If I pass an IF statement through PowerShell's Invoke-Expression
, the command appears to be running and completing, but then it appears that the output is being evaluated as a new command instead of being returned to PowerShell. Three examples:
Invoke-Expression 'echo "hi"'
(No IF statement)
Normal Output: hi
Invoke-Expression 'cmd /c IF exist C:\Windows (echo "hi")'
Error on Output: 'hi' is not recognized as an internal or external command, operable program or batch file.
Invoke-Expression 'cmd /c IF exist C:\Windows (query user)'
Error on Output:
'" USERNAME SESSIONNAME ID STATE IDLE TIME LOGON TIME"' is not recognized as an internal or external command, operable program or batch file.
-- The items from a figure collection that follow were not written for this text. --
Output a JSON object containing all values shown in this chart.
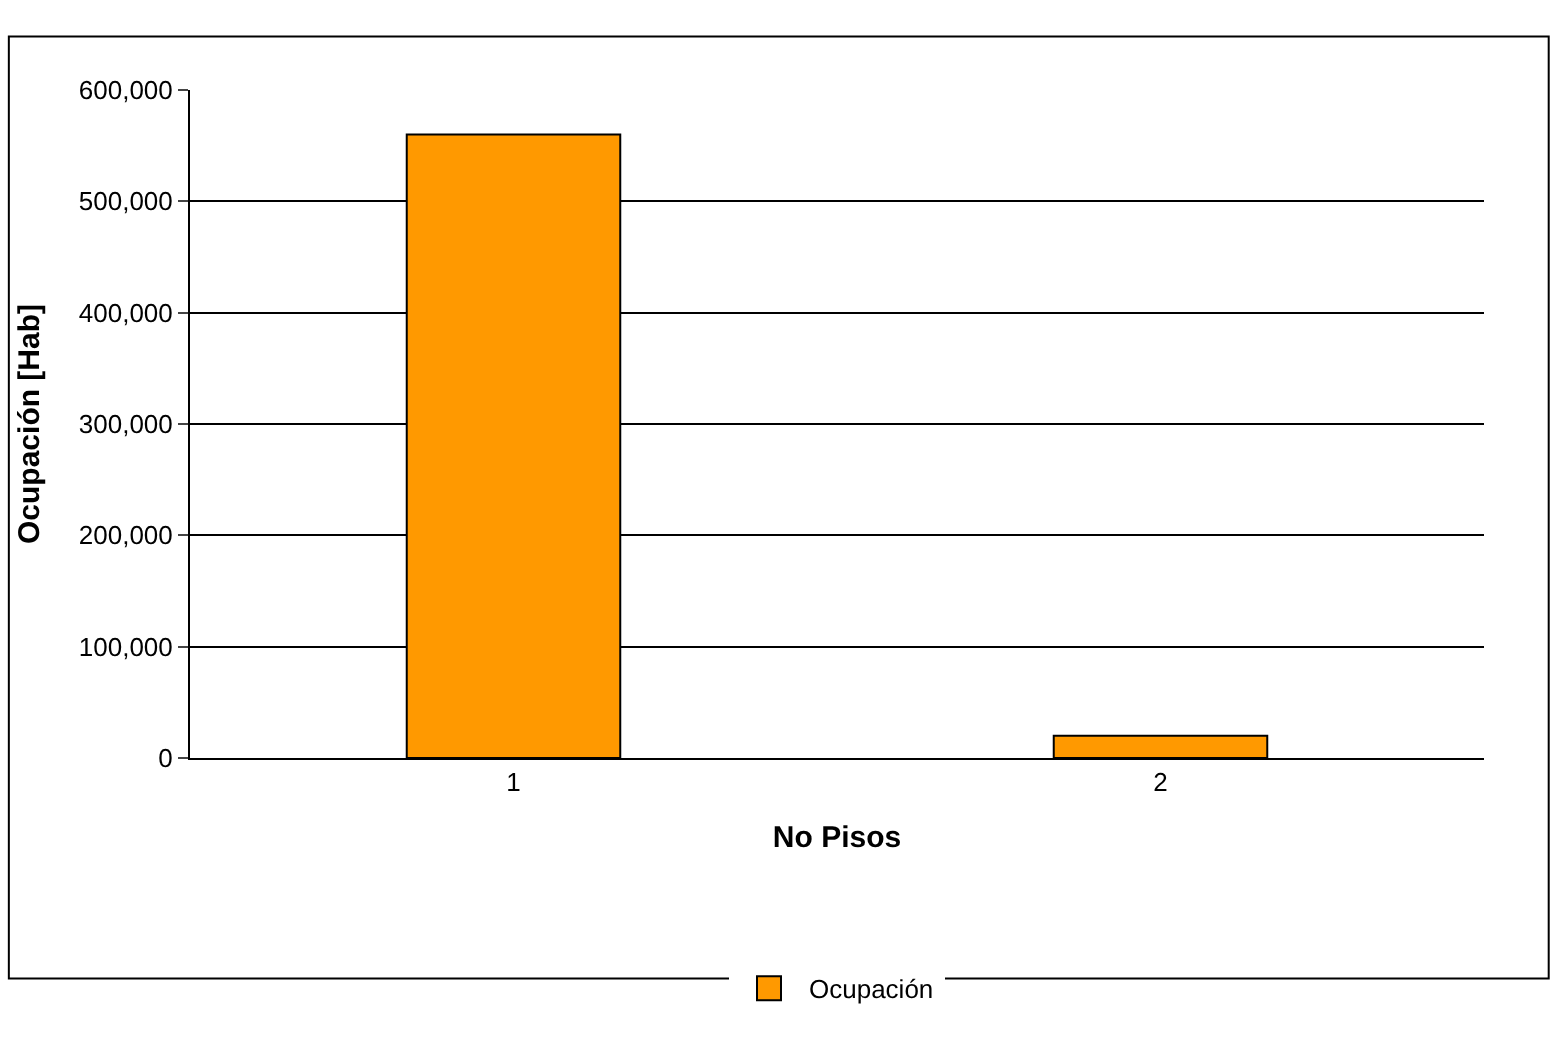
{
  "chart_data": {
    "type": "bar",
    "xlabel": "No Pisos",
    "ylabel": "Ocupación [Hab]",
    "categories": [
      "1",
      "2"
    ],
    "series": [
      {
        "name": "Ocupación",
        "color": "#ff9900",
        "values": [
          560000,
          20000
        ]
      }
    ],
    "ylim": [
      0,
      600000
    ],
    "yticks": [
      {
        "value": 0,
        "label": "0"
      },
      {
        "value": 100000,
        "label": "100,000"
      },
      {
        "value": 200000,
        "label": "200,000"
      },
      {
        "value": 300000,
        "label": "300,000"
      },
      {
        "value": 400000,
        "label": "400,000"
      },
      {
        "value": 500000,
        "label": "500,000"
      },
      {
        "value": 600000,
        "label": "600,000"
      }
    ],
    "grid": "y",
    "legend": "bottom"
  }
}
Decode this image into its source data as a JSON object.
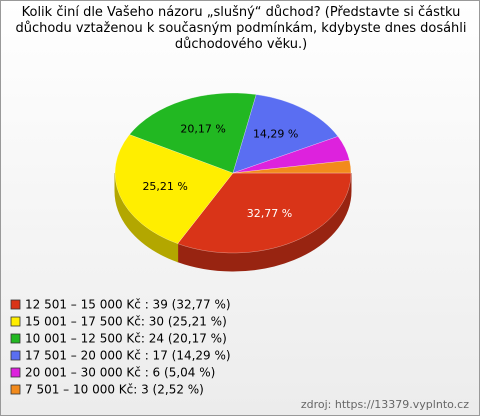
{
  "chart_data": {
    "type": "pie3d",
    "title": "Kolik činí dle Vašeho názoru „slušný“ důchod? (Představte si částku důchodu vztaženou k současným podmínkám, kdybyste dnes dosáhli důchodového věku.)",
    "categories": [
      "12 501 – 15 000 Kč : 39 (32,77 %)",
      "15 001 – 17 500 Kč: 30 (25,21 %)",
      "10 001 – 12 500 Kč: 24 (20,17 %)",
      "17 501 – 20 000 Kč : 17 (14,29 %)",
      "20 001 – 30 000 Kč : 6 (5,04 %)",
      "7 501 – 10 000 Kč: 3 (2,52 %)"
    ],
    "values": [
      32.77,
      25.21,
      20.17,
      14.29,
      5.04,
      2.52
    ],
    "value_labels": [
      "32,77 %",
      "25,21 %",
      "20,17 %",
      "14,29 %",
      null,
      null
    ],
    "colors": [
      "#d93418",
      "#ffee00",
      "#22b822",
      "#5a6ef2",
      "#dd22dd",
      "#f28a1c"
    ],
    "source": "zdroj: https://13379.vyplnto.cz"
  }
}
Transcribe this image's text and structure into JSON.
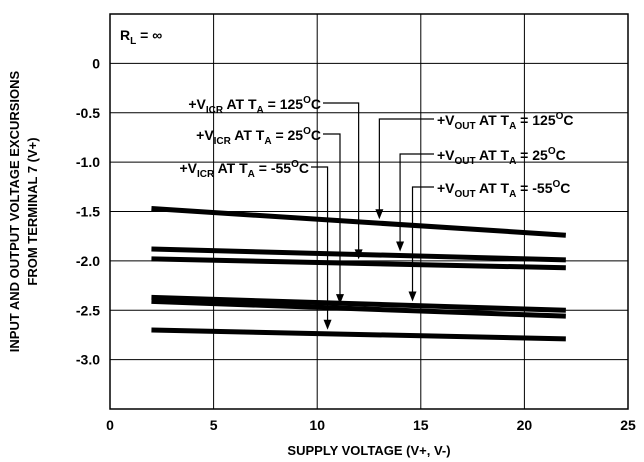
{
  "chart_data": {
    "type": "line",
    "title": "",
    "xlabel": "SUPPLY VOLTAGE (V+, V-)",
    "ylabel_lines": [
      "INPUT AND OUTPUT VOLTAGE EXCURSIONS",
      "FROM TERMINAL 7 (V+)"
    ],
    "xlim": [
      0,
      25
    ],
    "ylim": [
      -3.5,
      0.5
    ],
    "x_ticks": [
      0,
      5,
      10,
      15,
      20,
      25
    ],
    "x_tick_labels": [
      "0",
      "5",
      "10",
      "15",
      "20",
      "25"
    ],
    "y_ticks": [
      0,
      -0.5,
      -1.0,
      -1.5,
      -2.0,
      -2.5,
      -3.0
    ],
    "y_tick_labels": [
      "0",
      "-0.5",
      "-1.0",
      "-1.5",
      "-2.0",
      "-2.5",
      "-3.0"
    ],
    "grid": true,
    "condition": {
      "main": "R",
      "sub": "L",
      "rest": " = ∞"
    },
    "series": [
      {
        "id": "vout_125",
        "x": [
          2,
          22
        ],
        "y": [
          -1.47,
          -1.74
        ]
      },
      {
        "id": "vout_25",
        "x": [
          2,
          22
        ],
        "y": [
          -1.88,
          -1.99
        ]
      },
      {
        "id": "vicr_125",
        "x": [
          2,
          22
        ],
        "y": [
          -1.98,
          -2.07
        ]
      },
      {
        "id": "vout_m55",
        "x": [
          2,
          22
        ],
        "y": [
          -2.37,
          -2.5
        ]
      },
      {
        "id": "vicr_25",
        "x": [
          2,
          22
        ],
        "y": [
          -2.41,
          -2.56
        ]
      },
      {
        "id": "vicr_m55",
        "x": [
          2,
          22
        ],
        "y": [
          -2.7,
          -2.79
        ]
      }
    ],
    "annotations": [
      {
        "pre": "+V",
        "sub": "ICR",
        "mid": " AT T",
        "sub2": "A",
        "temp": " = 125",
        "sup": "O",
        "post": "C"
      },
      {
        "pre": "+V",
        "sub": "ICR",
        "mid": " AT T",
        "sub2": "A",
        "temp": " = 25",
        "sup": "O",
        "post": "C"
      },
      {
        "pre": "+V",
        "sub": "ICR",
        "mid": " AT T",
        "sub2": "A",
        "temp": " = -55",
        "sup": "O",
        "post": "C"
      },
      {
        "pre": "+V",
        "sub": "OUT",
        "mid": " AT T",
        "sub2": "A",
        "temp": " = 125",
        "sup": "O",
        "post": "C"
      },
      {
        "pre": "+V",
        "sub": "OUT",
        "mid": " AT T",
        "sub2": "A",
        "temp": " = 25",
        "sup": "O",
        "post": "C"
      },
      {
        "pre": "+V",
        "sub": "OUT",
        "mid": " AT T",
        "sub2": "A",
        "temp": " = -55",
        "sup": "O",
        "post": "C"
      }
    ],
    "colors": {
      "line": "#000000",
      "grid": "#000000"
    }
  }
}
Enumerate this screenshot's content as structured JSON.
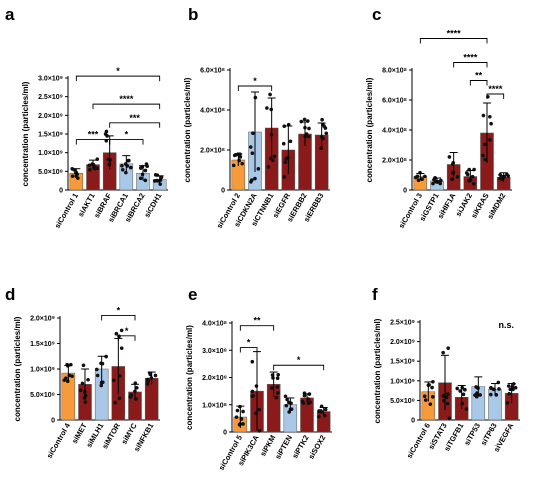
{
  "colors": {
    "orange": "#f79a3c",
    "red": "#8b1a1a",
    "blue": "#a9c8e8"
  },
  "chart_data": [
    {
      "type": "bar",
      "panel": "a",
      "ylabel": "concentration (particles/ml)",
      "ylim": [
        0,
        3.0
      ],
      "yticks": [
        "0",
        "5.0×10⁸",
        "1.0×10⁹",
        "1.5×10⁹",
        "2.0×10⁹",
        "2.5×10⁹",
        "3.0×10⁹"
      ],
      "categories": [
        "siControl 1",
        "siAKT1",
        "siBRAF",
        "siBRCA1",
        "siBRCA2",
        "siCDH1"
      ],
      "colors": [
        "orange",
        "red",
        "red",
        "blue",
        "blue",
        "blue"
      ],
      "values": [
        0.45,
        0.68,
        1.0,
        0.7,
        0.45,
        0.28
      ],
      "errors": [
        0.12,
        0.12,
        0.45,
        0.22,
        0.2,
        0.1
      ],
      "brackets": [
        {
          "from": 0,
          "to": 2,
          "y": 1.35,
          "label": "***"
        },
        {
          "from": 2,
          "to": 4,
          "y": 1.35,
          "label": "*"
        },
        {
          "from": 2,
          "to": 5,
          "y": 1.8,
          "label": "***"
        },
        {
          "from": 1,
          "to": 5,
          "y": 2.3,
          "label": "****"
        },
        {
          "from": 0,
          "to": 5,
          "y": 3.05,
          "label": "*"
        }
      ]
    },
    {
      "type": "bar",
      "panel": "b",
      "ylabel": "concentration (particles/ml)",
      "ylim": [
        0,
        6.0
      ],
      "yticks": [
        "0",
        "2.0×10⁸",
        "4.0×10⁸",
        "6.0×10⁸"
      ],
      "categories": [
        "siControl 2",
        "siCDKN2A",
        "siCTNNB1",
        "siEGFR",
        "siERBB2",
        "siERBB3"
      ],
      "colors": [
        "orange",
        "blue",
        "red",
        "red",
        "red",
        "red"
      ],
      "values": [
        1.5,
        2.9,
        3.1,
        2.0,
        2.8,
        2.75
      ],
      "errors": [
        0.3,
        2.0,
        1.5,
        1.2,
        0.6,
        0.6
      ],
      "brackets": [
        {
          "from": 0,
          "to": 2,
          "y": 5.2,
          "label": "*"
        }
      ]
    },
    {
      "type": "bar",
      "panel": "c",
      "ylabel": "concentration (particles/ml)",
      "ylim": [
        0,
        8.0
      ],
      "yticks": [
        "0",
        "2.0×10⁸",
        "4.0×10⁸",
        "6.0×10⁸",
        "8.0×10⁸"
      ],
      "categories": [
        "siControl 3",
        "siGSTP1",
        "siHIF1A",
        "siJAK2",
        "siKRAS",
        "siMDM2"
      ],
      "colors": [
        "orange",
        "blue",
        "red",
        "red",
        "red",
        "red"
      ],
      "values": [
        0.9,
        0.6,
        1.7,
        0.9,
        3.8,
        0.85
      ],
      "errors": [
        0.2,
        0.2,
        0.8,
        0.4,
        2.0,
        0.3
      ],
      "brackets": [
        {
          "from": 4,
          "to": 5,
          "y": 6.4,
          "label": "****"
        },
        {
          "from": 3,
          "to": 4,
          "y": 7.3,
          "label": "**"
        },
        {
          "from": 2,
          "to": 4,
          "y": 8.5,
          "label": "****"
        },
        {
          "from": 0,
          "to": 4,
          "y": 10.1,
          "label": "****"
        }
      ]
    },
    {
      "type": "bar",
      "panel": "d",
      "ylabel": "concentration (particles/ml)",
      "ylim": [
        0,
        2.0
      ],
      "yticks": [
        "0",
        "5.0×10⁸",
        "1.0×10⁹",
        "1.5×10⁹",
        "2.0×10⁹"
      ],
      "categories": [
        "siControl 4",
        "siMET",
        "siMLH1",
        "siMTOR",
        "siMYC",
        "siNFKB1"
      ],
      "colors": [
        "orange",
        "red",
        "blue",
        "red",
        "red",
        "red"
      ],
      "values": [
        0.92,
        0.7,
        1.0,
        1.05,
        0.55,
        0.82
      ],
      "errors": [
        0.15,
        0.3,
        0.25,
        0.55,
        0.15,
        0.12
      ],
      "brackets": [
        {
          "from": 3,
          "to": 4,
          "y": 1.65,
          "label": "*"
        },
        {
          "from": 2,
          "to": 4,
          "y": 2.05,
          "label": "*"
        }
      ]
    },
    {
      "type": "bar",
      "panel": "e",
      "ylabel": "concentration (particles/ml)",
      "ylim": [
        0,
        4.0
      ],
      "yticks": [
        "0",
        "1.0×10⁸",
        "2.0×10⁸",
        "3.0×10⁸",
        "4.0×10⁸"
      ],
      "categories": [
        "siControl 5",
        "siPIK3CA",
        "siPKM",
        "siPTEN",
        "siPTK2",
        "siSOX2"
      ],
      "colors": [
        "orange",
        "red",
        "red",
        "blue",
        "red",
        "red"
      ],
      "values": [
        0.55,
        1.5,
        1.75,
        1.0,
        1.25,
        0.75
      ],
      "errors": [
        0.4,
        1.45,
        0.45,
        0.25,
        0.15,
        0.15
      ],
      "brackets": [
        {
          "from": 0,
          "to": 1,
          "y": 3.1,
          "label": "*"
        },
        {
          "from": 2,
          "to": 5,
          "y": 2.45,
          "label": "*"
        },
        {
          "from": 0,
          "to": 2,
          "y": 3.9,
          "label": "**"
        }
      ]
    },
    {
      "type": "bar",
      "panel": "f",
      "ylabel": "concentration (particles/ml)",
      "ylim": [
        0,
        2.5
      ],
      "yticks": [
        "0",
        "5.0×10⁸",
        "1.0×10⁹",
        "1.5×10⁹",
        "2.0×10⁹",
        "2.5×10⁹"
      ],
      "categories": [
        "siControl 6",
        "siSTAT3",
        "siTGFB1",
        "siTP53",
        "siTP63",
        "siVEGFA"
      ],
      "colors": [
        "orange",
        "red",
        "red",
        "blue",
        "blue",
        "red"
      ],
      "values": [
        0.72,
        0.95,
        0.58,
        0.85,
        0.78,
        0.68
      ],
      "errors": [
        0.25,
        0.7,
        0.3,
        0.25,
        0.15,
        0.25
      ],
      "brackets": [],
      "annotation": "n.s."
    }
  ]
}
What's the best way to run a command-line IF statement from PowerShell and be able to read its output? I tried Start-Process
but cannot figure out for the life of me how to read its output. Tried a System.Diagnostics.ProcessStartInfo
object copied from another StackOverflow post, but no luck there either.
Because people are bound to ask: The reason why I'm passing this through cmd in the first place is because this entire code block needs to be passed through Invoke-Command
to a remote machine and cmd has folder/file access to computers on its network while PowerShell does not.